Philadelphia Officer Who Shot 12-Year-Old Boy in the Back Charged With Murder.

According to the District Attorney, the cop who fatally shot a 12-year-old kid in the back has been accused of killing.

According to Philadelphia District Attorney Larry Krasner, Thomas ‘TJ’ Siderio was unarmed and laying face down when he was slain, and Officer Edsaul Mendoza understood it when he squeezed the shot.

The boy died on March 1st while escaping from police officers after allegedly shooting a shot into their patrol car.

The District Attorney’s Office stated at a press conference on Monday that the grand jury had seen a video of the event — which has yet to be released to the public — that proved the shooting was killing, not self-defense.

DA Krasner Provides Update on Investigation Regarding Fatal Police Shooting of 12-Year-Old

Posted by Philadelphia District Attorney’s Office on Monday, May 2, 2022

He called the footage “very, very upsetting and quite unpleasant to watch.”

After the youngster discharged a cartridge from the Taurus 9 mm handgun, three of the cops in the car took cover, while Mendoza “began what can properly be considered a strategically unsound foot chase of the 12-year-old.”

Officer Sarpong, one of the other policemen taking cover, fired one shot “at no specific target.” Furthermore, Officer Mendoza fired three rounds as he followed the youngster down the street, the last one “while standing on the sidewalk and reasonably near to Thomas Siderio.”

Krasner claimed the boy was unarmed for the second and third bullets because he had dropped the rifle 40 feet earlier.

Krasner said that it is evident that Thomas Siderio had stopped running and was possibly surrendering at the time he was shot. It is evident that at the time of his shooting, Thomas Siderio was virtually facedown on the sidewalk, in a position resembling a pushup. He was turning back toward the police who were following him, possibly to gaze at the cop who was chasing him, when he was shot in the back.

The DA claimed the youngster collapsed or plunged to the ground as the second shooting took place; he said Mendoza knew the boy was unarmed at this point because of the manner he casually approached the suspect, who was behind a car something he would never have done assuming he thought the suspect had a weapon on him.

“When Mendoza fired the third shot, he was within half a car-length of Thomas Siderio, and that’s when he would have had the opportunity to see Thomas Siderio clearly at the time he fired,” says the prosecutor.

Krasner stated that as soon as the other police came after the shooting, he informed them that the suspect had thrown the pistol and indicated in the direction of where it was found.

“When officer Mendoza fired the third and final shot, he knew the 12-year-old, 5-foot-tall, 111-pound Thomas Siderio no longer possessed a pistol or the potential to hurt him, yet he still fired a shot into his spine that killed him.”

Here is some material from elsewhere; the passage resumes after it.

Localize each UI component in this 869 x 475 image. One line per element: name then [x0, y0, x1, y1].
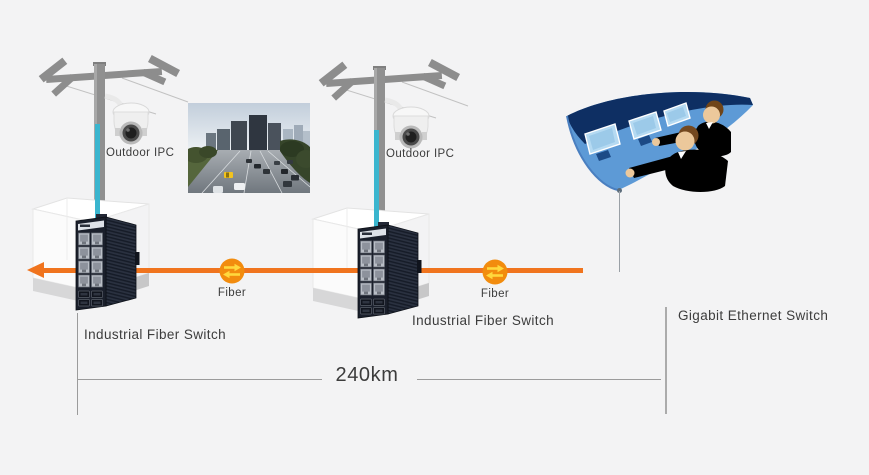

Mendoza, according to Krasner, made an “untruthful statement regarding his location” when he fired the last two bullets, suggesting he knew what he was doing was unlawful.

Mendoza is accused with first-degree murder, third-degree murder, voluntary manslaughter, and criminal possession of an instrument. Bond has been denied for him.

The DA speculated that because the four men were dressed in plain clothes and driving an unmarked car, the two boys may not have realized they were actually police officers; he added that the police lights and the first shooting occurred “at the same time”.

The grand jury, according to reports, had difficulties with the first stop as well; two of the cops said they wanted to talk with the duo as part of a weapons investigation, while the other two asserted they were performing a traffic stop due to riding a bike the wrong way on the street.